More than 300 people gathered at South Hampstead Synagogue last week to hear Professor Umbach forensically unpick the path from Kristallnacht in Germany in 1938, to the murder and destruction in Kibbutz Be’eri and many other sites in southern Israel in October 2023.
Professor Umbach, German-born and not Jewish, is chief academic adviser to the National Holocaust Centre and Museum, founded by the Smith family in 1995, and now under the directorship of Marc Cave. Introducing her, Cave said it was necessary to provide “a very different kind of Holocaust education for a very different kind of Britain. I’m angry, because Britain is still asleep”.
Cave described the professor as “an unbelievable ally of the Jewish community”, who had been “under incredible pressure in the last year”, accused of “being a Zionist shill” and whose two sons had faced hostility at university and school.
Professor Umbach spoke of the “pervasiveness of anti-Jewish attitudes in the majority of people in the UK”, particularly since 7 October 2023. Startlingly, she showed that “more than 50 per cent” of the population believed in conspiracy theories relating to Jews. “This is not a marginal thing…people believe that there is a shady, shadowy power behind the throne, people whom we don’t see but who control everything and pull the strings. Essentially this is the Protocols of the Elders of Zion, all over again”.

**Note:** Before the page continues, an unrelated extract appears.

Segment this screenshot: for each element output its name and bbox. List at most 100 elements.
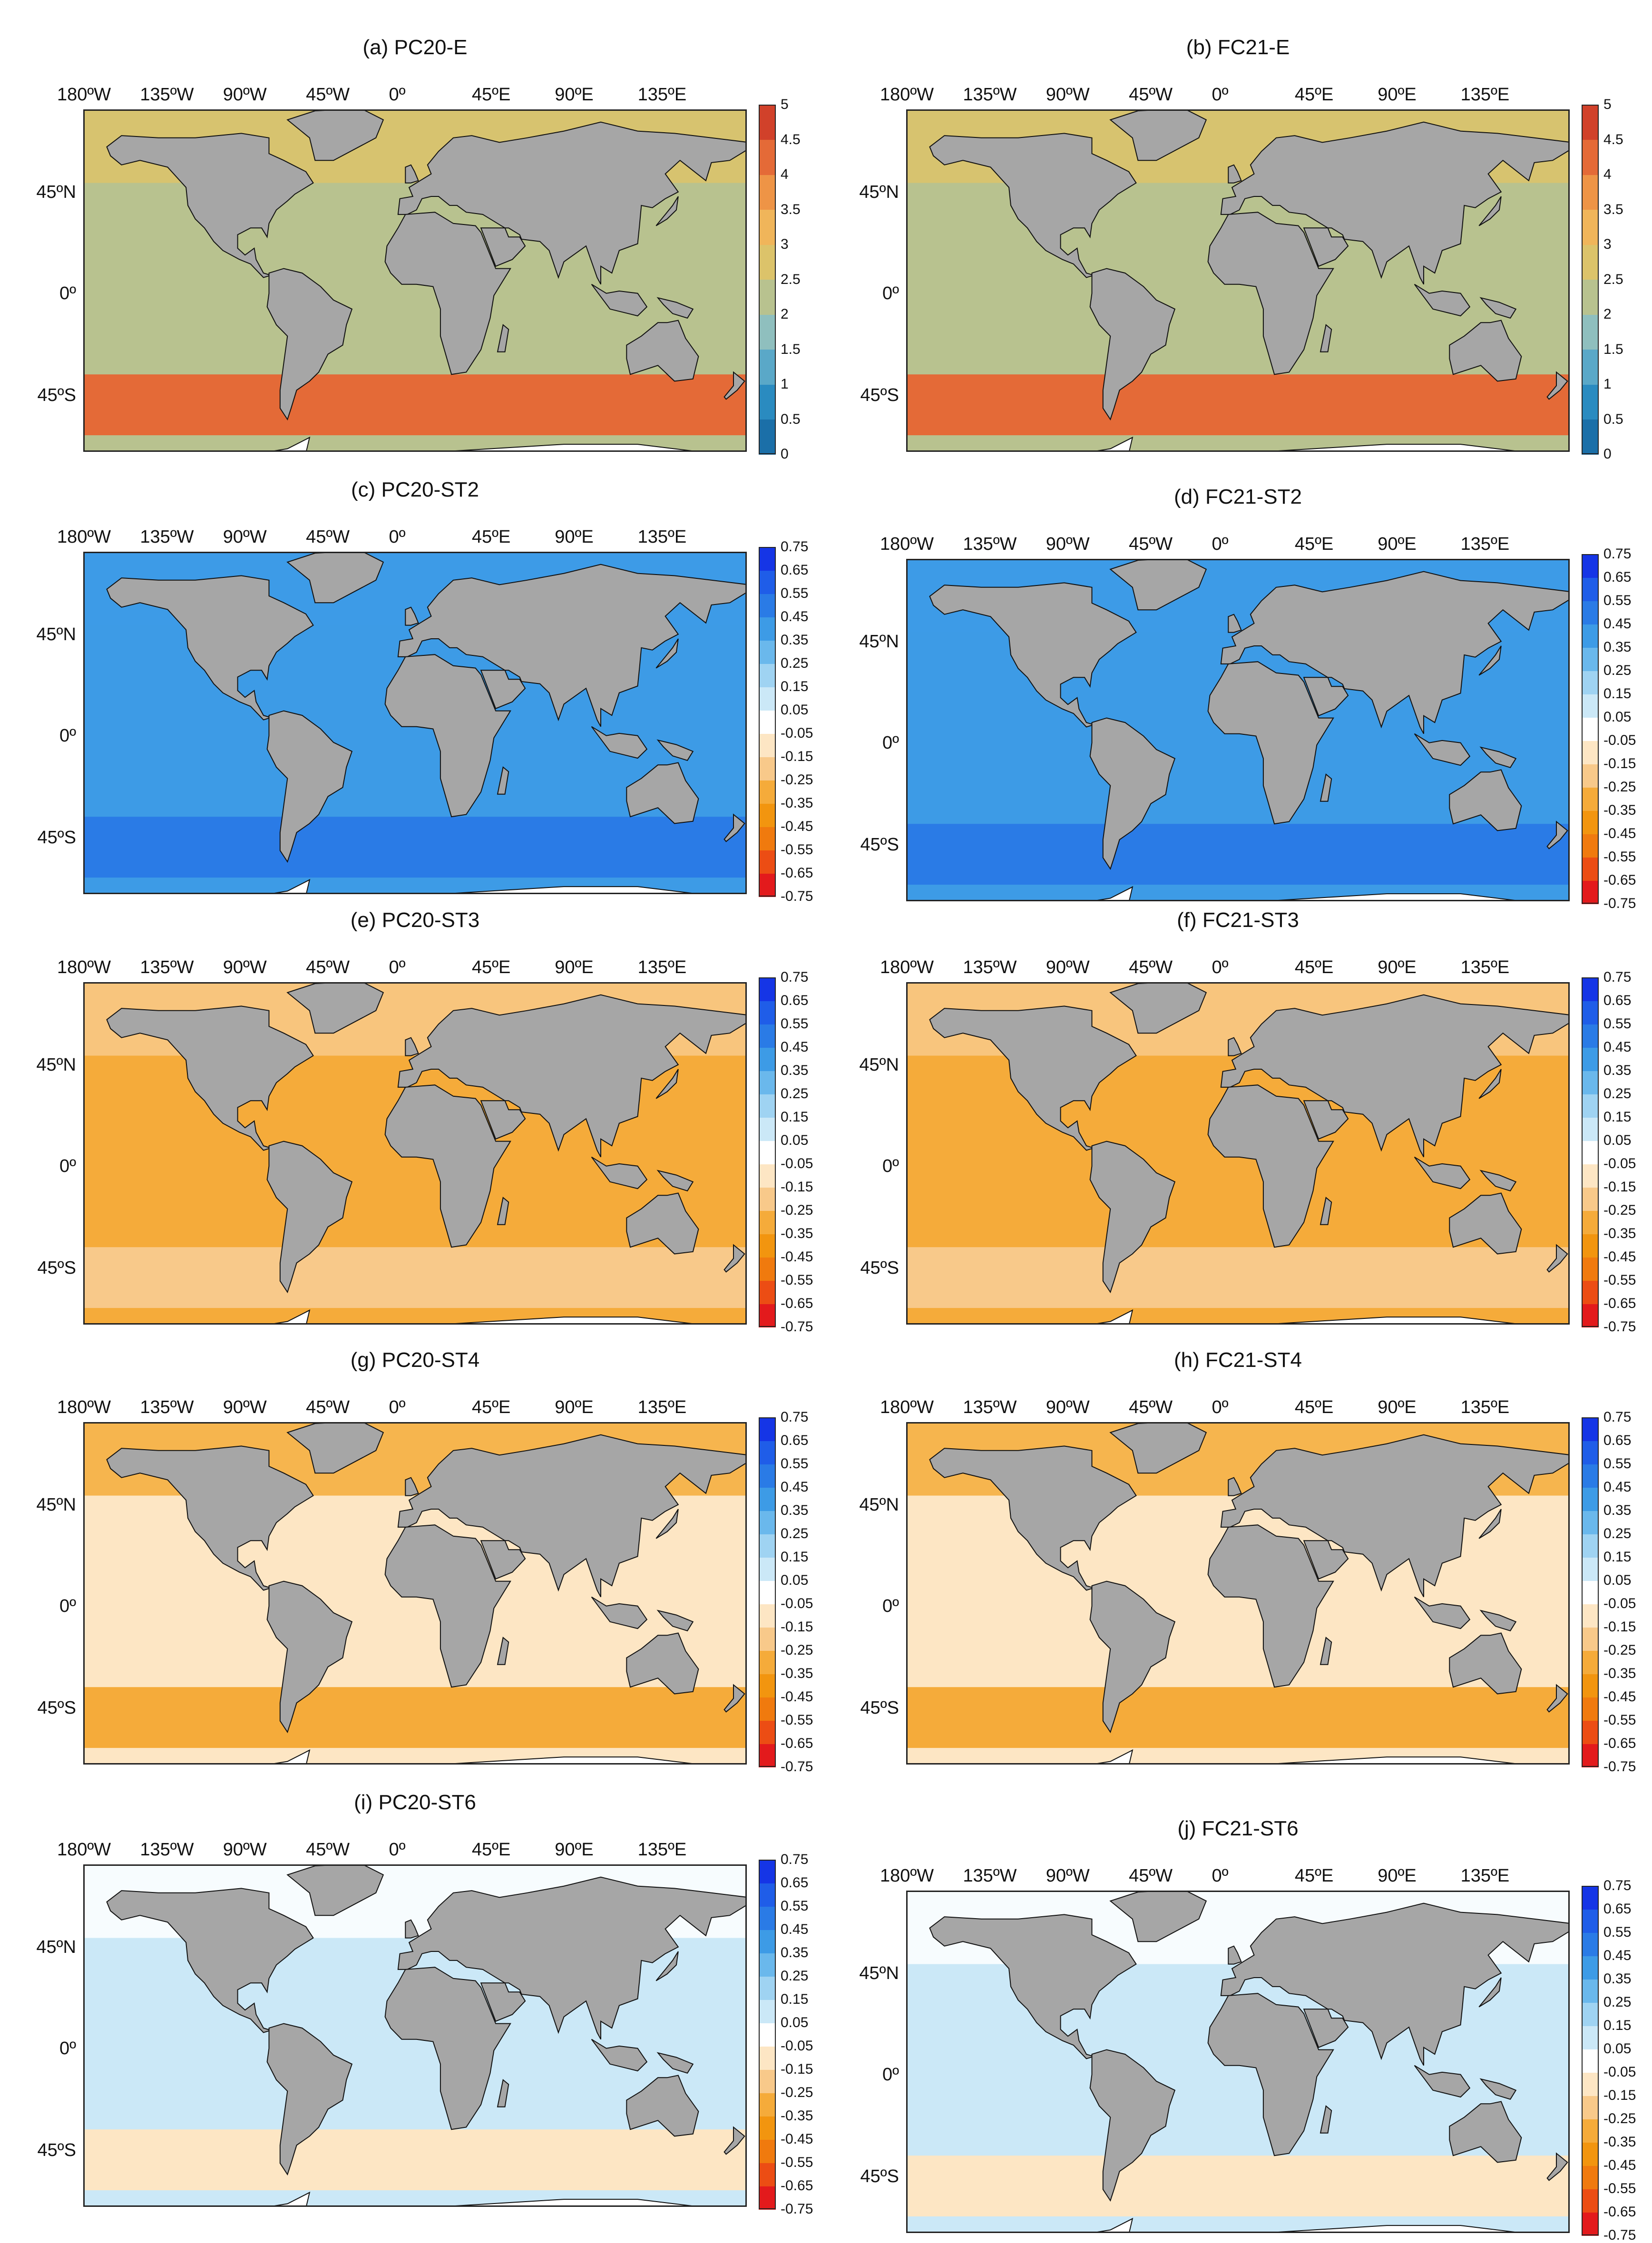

The way to tackle this problem, she said, was “to better understand where this thinking, these feelings, are coming from. We need to understand the emotions, more than the factual errors of misinformation.” She said it was important to take seriously the approach that it was “possible to cure the world of all evil” via anti-Jewish hate, and deplored the fact that it was now more or less “respectable to be antisemitic”. To illustrate, she showed the audience pictures of Israeli prime minister Benjamin Netanyahu. One of the images, she said, could easily have been the front cover of the notorious Nazi publication, Der Sturmer.
Henry Grunwald, KC OBE, chair of the National Holocaust Museum, made the appeal.